Saloua Raouda Choucair

Saloua Raouda Choucair

Tate Modern

Saloua Raouda Choucair, Self-portrait, 1943. Oil paint on canvas, 455 x 420 mm. © Saloua Raouda Choucair Foundation.

April 9, 2013

Saloua Raouda Choucair
17 April–20 October 2013

Tate Modern
Level 4
Bankside, London SE1 9TG, UK
Hours: Daily 10–18h,
Friday–Saturday 10–22h

T 020 7887 8888

www.tate.org.uk

Tate Modern will present the world’s first major museum exhibition of Lebanese artist Saloua Raouda Choucair (b. 1916). Comprising over 120 works, many of which have never been seen before and are being exhibited for the first time, this exhibition will bring together paintings, sculptures and other objects made by the artist over six decades, reflecting her interests in science, mathematics and Islamic art and poetry. In Choucair’s 97th year, this retrospective will celebrate her extraordinary body of work and her contribution to international modernism.

Choucair is a pioneer of abstract art in the Middle East and is now becoming recognised as an important figure in the history of global modernism. A rare female voice in the Beirut art scene from the 1940s onwards, her work combines elements of western abstraction with Islamic aesthetics. It is characterised by an experimental approach to materials alongside an elegant use of modular forms, lines and curves drawn from the traditions of Islamic design.

The exhibition focuses on Choucair’s sculptures from the 1950s to the 1980s, created in wood, metal, stone and fiberglass, as well as key examples of her early paintings such as Self-Portrait (1943) and Paris-Beirut (1948). The artist often created works in discrete series, a number of which will be included in the exhibition. These include her ‘interforms,’ such as Sculpture with One Thousand Pieces (1966-1968), which comprise of seemingly simple cubes or blocks which house intricately carved and highly complex internal forms.

Works known as ‘duals,’ consisting of two carefully interlocking parts and a selection of her modular ‘poems’ series will also be on display. These works are made from individual pieces that stack together in a flexible way, much like the stanzas of Arabic poetry. Constantly challenging the form, Chouair thought of many of her works as being in constant flux: structures to be altered by the viewer, the elements or the artist’s own additions and subtractions over time. Like a Mobius strip, her work is endlessly various, returning to specific themes but never with the same attributes or form.

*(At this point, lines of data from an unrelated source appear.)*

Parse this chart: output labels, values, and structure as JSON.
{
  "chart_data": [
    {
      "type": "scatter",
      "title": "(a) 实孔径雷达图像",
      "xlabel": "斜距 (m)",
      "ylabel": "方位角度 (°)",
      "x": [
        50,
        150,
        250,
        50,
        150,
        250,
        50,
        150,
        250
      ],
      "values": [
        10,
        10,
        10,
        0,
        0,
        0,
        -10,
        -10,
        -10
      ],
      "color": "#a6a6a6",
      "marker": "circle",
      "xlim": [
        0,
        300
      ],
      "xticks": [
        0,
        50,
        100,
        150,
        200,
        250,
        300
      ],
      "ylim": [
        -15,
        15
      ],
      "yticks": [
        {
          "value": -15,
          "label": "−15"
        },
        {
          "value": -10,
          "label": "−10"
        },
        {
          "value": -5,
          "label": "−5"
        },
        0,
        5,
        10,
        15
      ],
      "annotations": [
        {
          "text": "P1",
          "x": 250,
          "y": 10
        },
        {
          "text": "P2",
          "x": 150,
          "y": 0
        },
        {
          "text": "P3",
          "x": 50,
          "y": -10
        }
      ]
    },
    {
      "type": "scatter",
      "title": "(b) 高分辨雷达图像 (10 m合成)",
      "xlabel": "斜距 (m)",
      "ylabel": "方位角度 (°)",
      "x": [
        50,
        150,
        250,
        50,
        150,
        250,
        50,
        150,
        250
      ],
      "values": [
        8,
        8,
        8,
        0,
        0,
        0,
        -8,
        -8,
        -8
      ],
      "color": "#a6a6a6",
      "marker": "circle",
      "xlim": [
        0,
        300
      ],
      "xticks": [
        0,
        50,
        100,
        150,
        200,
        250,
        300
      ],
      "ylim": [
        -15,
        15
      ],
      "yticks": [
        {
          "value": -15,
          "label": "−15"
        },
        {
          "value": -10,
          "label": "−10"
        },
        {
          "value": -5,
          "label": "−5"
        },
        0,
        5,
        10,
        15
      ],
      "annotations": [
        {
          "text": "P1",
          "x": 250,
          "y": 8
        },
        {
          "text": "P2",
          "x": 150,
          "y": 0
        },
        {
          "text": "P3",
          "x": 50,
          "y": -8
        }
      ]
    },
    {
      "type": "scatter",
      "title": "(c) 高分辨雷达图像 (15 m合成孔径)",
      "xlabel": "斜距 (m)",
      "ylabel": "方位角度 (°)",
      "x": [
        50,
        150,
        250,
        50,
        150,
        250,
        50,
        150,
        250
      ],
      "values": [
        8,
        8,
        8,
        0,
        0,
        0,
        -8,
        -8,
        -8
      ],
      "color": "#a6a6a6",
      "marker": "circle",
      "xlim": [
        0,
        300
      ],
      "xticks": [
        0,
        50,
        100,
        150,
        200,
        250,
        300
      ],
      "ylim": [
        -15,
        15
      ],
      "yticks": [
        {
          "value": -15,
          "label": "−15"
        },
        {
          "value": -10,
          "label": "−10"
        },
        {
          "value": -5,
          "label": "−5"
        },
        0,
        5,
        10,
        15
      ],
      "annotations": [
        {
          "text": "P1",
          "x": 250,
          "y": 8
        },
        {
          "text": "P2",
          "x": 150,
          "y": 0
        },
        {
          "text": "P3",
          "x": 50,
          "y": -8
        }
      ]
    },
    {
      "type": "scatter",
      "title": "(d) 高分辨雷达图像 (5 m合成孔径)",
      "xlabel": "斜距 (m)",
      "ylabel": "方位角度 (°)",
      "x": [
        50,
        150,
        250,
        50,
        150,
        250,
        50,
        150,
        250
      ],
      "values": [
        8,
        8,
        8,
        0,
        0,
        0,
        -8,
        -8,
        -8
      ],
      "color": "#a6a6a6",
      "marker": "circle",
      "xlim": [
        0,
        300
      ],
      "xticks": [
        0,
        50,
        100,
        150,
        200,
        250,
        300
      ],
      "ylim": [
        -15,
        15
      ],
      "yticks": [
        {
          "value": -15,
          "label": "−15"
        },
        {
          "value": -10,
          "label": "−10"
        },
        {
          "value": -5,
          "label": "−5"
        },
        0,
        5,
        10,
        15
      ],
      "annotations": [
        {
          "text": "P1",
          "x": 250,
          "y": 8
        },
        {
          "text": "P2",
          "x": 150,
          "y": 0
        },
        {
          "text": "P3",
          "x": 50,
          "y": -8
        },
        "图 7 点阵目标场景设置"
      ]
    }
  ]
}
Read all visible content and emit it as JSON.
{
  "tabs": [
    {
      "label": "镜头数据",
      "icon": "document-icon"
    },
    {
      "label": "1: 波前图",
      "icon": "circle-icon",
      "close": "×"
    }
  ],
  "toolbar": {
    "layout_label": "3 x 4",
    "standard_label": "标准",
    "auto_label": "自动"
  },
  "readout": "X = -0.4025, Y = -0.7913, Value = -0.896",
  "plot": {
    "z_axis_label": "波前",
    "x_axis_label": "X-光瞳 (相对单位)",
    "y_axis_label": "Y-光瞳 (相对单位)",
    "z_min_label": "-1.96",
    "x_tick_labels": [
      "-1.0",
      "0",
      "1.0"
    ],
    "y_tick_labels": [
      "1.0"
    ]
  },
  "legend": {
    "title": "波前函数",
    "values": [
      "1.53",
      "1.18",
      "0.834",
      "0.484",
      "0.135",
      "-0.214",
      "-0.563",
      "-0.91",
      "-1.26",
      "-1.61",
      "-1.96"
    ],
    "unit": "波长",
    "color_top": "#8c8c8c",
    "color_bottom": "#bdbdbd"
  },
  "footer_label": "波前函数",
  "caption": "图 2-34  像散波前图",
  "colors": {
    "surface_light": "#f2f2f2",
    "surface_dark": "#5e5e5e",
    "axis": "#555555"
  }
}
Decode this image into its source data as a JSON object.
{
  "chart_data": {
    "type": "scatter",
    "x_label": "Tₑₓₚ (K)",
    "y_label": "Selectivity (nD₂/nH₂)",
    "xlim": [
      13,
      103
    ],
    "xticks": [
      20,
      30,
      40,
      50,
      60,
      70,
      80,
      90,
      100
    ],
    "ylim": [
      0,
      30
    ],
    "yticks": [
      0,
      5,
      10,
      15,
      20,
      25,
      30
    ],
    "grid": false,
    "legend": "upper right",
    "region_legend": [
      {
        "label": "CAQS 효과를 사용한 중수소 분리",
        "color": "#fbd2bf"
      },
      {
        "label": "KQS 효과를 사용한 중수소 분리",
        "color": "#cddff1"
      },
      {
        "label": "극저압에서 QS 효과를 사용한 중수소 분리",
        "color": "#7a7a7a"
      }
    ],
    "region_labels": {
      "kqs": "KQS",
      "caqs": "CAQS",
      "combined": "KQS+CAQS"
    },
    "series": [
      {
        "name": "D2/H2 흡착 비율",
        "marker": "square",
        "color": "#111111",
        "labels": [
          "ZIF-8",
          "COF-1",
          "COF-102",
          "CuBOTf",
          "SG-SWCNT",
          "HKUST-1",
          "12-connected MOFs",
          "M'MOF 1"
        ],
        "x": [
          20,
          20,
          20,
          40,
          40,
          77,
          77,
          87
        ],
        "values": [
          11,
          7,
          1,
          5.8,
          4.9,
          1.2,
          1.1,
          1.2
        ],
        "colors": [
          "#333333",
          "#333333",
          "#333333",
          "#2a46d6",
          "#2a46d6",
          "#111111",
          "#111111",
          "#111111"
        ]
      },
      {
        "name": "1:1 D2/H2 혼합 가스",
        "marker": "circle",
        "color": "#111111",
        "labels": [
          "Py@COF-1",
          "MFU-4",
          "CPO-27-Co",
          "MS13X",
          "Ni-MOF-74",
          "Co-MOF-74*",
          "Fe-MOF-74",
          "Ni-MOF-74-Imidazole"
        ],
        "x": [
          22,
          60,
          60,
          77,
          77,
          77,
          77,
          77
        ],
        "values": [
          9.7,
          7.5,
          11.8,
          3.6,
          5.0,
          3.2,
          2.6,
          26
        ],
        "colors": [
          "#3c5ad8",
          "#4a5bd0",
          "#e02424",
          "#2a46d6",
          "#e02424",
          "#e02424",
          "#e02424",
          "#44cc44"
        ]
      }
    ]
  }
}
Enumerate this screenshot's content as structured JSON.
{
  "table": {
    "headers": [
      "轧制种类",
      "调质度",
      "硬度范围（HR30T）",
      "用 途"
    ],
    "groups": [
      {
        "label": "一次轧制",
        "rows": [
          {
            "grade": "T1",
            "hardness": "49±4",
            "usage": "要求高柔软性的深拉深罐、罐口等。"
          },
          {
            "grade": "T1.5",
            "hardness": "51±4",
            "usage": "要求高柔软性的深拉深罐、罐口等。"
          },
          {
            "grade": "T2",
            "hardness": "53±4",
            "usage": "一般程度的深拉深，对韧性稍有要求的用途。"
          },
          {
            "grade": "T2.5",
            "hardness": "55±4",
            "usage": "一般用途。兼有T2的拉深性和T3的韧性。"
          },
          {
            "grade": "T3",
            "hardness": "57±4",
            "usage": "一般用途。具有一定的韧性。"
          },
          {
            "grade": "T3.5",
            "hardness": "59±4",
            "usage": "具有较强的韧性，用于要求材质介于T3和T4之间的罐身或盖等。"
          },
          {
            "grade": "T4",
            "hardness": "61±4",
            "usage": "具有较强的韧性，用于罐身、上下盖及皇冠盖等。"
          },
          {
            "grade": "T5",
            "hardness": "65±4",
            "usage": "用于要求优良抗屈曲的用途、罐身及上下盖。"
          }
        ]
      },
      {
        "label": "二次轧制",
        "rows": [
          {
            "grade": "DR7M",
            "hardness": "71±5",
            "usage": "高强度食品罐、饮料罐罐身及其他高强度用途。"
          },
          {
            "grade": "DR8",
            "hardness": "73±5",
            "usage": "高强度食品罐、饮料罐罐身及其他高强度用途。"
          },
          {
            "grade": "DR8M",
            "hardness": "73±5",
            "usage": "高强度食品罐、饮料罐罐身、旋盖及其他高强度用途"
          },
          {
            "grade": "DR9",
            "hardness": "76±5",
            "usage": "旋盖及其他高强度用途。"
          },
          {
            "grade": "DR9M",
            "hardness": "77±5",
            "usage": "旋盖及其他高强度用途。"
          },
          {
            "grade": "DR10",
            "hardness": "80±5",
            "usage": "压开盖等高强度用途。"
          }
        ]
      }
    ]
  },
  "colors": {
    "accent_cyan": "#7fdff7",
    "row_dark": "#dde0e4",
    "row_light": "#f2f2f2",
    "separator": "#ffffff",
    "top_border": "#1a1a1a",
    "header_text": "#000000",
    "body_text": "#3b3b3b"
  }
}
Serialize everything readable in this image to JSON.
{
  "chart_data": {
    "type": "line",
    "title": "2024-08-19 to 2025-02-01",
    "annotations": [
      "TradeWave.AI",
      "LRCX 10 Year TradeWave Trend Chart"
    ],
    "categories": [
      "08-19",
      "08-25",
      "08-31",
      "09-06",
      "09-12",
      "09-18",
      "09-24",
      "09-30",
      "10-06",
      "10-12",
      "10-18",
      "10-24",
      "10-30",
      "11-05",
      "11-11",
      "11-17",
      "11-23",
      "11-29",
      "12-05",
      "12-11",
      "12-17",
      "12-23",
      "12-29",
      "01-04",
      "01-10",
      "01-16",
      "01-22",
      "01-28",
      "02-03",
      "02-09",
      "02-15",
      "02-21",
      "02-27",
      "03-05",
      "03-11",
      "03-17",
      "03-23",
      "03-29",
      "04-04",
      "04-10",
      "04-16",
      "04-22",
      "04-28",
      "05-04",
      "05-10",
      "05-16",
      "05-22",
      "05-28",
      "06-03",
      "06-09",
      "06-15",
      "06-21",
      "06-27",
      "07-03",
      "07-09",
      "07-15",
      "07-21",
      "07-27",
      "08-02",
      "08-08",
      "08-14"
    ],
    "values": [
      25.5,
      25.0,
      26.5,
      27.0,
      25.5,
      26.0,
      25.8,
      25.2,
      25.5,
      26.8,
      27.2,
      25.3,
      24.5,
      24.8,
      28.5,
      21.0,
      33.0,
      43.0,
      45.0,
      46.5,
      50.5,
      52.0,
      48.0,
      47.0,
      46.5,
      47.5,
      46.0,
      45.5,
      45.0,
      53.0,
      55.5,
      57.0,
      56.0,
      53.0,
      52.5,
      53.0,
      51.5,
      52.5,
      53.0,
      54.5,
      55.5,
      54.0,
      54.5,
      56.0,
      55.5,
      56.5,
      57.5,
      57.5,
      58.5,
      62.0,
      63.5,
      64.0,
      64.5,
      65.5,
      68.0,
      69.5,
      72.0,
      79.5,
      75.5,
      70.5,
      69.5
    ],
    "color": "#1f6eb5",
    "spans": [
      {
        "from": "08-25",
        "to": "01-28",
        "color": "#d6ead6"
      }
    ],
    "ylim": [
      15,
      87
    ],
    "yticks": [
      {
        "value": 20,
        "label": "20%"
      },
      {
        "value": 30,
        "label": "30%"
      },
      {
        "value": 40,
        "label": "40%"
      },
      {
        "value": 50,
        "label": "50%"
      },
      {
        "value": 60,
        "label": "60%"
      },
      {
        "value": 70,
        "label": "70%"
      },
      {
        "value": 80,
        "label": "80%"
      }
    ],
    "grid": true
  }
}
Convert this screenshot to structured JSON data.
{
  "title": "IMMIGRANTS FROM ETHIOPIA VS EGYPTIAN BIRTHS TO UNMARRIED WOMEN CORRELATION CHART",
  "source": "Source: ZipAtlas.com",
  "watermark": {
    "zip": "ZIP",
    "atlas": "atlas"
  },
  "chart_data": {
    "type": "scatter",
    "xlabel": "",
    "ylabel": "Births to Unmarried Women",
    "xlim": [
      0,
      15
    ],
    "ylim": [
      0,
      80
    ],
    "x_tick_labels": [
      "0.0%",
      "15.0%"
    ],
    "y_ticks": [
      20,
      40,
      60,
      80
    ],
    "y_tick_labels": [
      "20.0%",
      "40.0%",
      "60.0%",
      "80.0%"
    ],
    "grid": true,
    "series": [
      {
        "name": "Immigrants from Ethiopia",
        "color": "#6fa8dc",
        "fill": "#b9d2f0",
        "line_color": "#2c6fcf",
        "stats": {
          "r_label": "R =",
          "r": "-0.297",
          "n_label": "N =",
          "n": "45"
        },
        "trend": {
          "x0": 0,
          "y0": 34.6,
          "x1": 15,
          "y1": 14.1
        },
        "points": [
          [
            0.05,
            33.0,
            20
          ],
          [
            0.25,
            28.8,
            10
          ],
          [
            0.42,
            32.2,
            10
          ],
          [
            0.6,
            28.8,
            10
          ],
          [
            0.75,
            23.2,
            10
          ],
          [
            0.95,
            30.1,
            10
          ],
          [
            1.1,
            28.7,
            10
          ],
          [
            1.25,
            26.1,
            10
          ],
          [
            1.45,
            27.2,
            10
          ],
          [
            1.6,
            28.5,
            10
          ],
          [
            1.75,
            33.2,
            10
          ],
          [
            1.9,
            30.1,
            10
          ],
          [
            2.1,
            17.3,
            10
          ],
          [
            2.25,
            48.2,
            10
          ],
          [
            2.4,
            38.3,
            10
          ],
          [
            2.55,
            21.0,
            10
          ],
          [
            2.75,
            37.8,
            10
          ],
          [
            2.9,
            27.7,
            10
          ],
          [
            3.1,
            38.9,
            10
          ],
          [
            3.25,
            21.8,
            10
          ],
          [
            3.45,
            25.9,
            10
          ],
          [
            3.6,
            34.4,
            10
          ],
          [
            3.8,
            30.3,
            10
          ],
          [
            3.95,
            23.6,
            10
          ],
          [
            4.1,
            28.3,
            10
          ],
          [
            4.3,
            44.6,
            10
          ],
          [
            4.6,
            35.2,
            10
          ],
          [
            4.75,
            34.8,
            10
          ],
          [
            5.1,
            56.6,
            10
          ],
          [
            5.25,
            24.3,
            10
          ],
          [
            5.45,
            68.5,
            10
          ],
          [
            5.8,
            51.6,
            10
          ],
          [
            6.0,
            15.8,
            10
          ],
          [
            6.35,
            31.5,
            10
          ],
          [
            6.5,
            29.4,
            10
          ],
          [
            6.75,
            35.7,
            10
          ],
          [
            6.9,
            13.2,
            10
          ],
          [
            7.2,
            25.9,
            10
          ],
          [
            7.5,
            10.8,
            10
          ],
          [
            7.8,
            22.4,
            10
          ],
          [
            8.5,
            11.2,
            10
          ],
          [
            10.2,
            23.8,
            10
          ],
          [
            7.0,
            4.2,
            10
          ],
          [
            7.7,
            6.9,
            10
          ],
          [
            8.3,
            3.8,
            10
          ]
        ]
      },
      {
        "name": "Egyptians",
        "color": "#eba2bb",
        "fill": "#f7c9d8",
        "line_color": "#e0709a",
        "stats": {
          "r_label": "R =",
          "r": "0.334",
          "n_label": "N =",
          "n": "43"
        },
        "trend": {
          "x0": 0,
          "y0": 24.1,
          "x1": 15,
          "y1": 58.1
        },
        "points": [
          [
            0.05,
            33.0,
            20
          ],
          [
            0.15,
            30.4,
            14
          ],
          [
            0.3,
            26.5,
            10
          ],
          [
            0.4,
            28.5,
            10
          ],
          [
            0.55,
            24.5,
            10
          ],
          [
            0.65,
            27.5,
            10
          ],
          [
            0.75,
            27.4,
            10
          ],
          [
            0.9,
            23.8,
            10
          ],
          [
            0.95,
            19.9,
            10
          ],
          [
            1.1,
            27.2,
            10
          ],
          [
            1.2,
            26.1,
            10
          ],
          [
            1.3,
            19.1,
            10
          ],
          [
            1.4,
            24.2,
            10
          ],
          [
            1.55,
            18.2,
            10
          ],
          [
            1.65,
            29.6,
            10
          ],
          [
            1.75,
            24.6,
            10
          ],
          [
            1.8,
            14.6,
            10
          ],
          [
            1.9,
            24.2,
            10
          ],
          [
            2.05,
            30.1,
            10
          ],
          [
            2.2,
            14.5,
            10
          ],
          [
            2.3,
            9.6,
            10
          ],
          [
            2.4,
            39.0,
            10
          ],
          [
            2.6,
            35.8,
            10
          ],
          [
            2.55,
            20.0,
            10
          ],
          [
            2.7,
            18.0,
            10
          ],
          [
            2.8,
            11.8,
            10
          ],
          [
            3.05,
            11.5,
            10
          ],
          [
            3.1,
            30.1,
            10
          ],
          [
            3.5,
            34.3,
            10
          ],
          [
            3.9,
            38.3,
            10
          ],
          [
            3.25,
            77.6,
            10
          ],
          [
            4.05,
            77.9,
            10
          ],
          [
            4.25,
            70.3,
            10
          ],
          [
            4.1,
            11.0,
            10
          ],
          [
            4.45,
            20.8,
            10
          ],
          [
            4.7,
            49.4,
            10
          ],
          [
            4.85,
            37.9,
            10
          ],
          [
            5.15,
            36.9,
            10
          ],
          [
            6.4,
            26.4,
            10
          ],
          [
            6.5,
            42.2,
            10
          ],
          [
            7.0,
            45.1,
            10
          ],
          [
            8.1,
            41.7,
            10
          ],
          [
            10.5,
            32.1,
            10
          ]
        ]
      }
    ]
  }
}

Born in Beirut in 1916, Saloua Raouda Choucair began painting under the tutelage of leading Lebanese landscape artists Mustafa Farroukh and Omar Onsi. She studied at the American University in Beirut and the Ecole des Beaux-Arts in Paris, and attended the studio of Fernand Léger in the late 1940s. After a period in the United States, she returned to live and work in her homeland in 1955. Throughout the 1980s and ’90s, Choucair received increasing recognition and awards for her work in Lebanon, including a number of commissions for public sculpture in Beirut. Her work has been shown at UNESCO Palace in Beirut, the Beirut Exhibition Centre and most recently in a display of newly acquired works at Tate Modern.

The exhibition is co-curated by Jessica Morgan, The Daskalopoulos Curator, International Art, and Ann Coxon. It will be accompanied by an illustrated catalogue with essays by Kirsten Scheid of American University Beirut, Kaelen Wilson-Goldie, a writer and critic based in Beirut, and the curators of the exhibition, produced by Tate Publishing.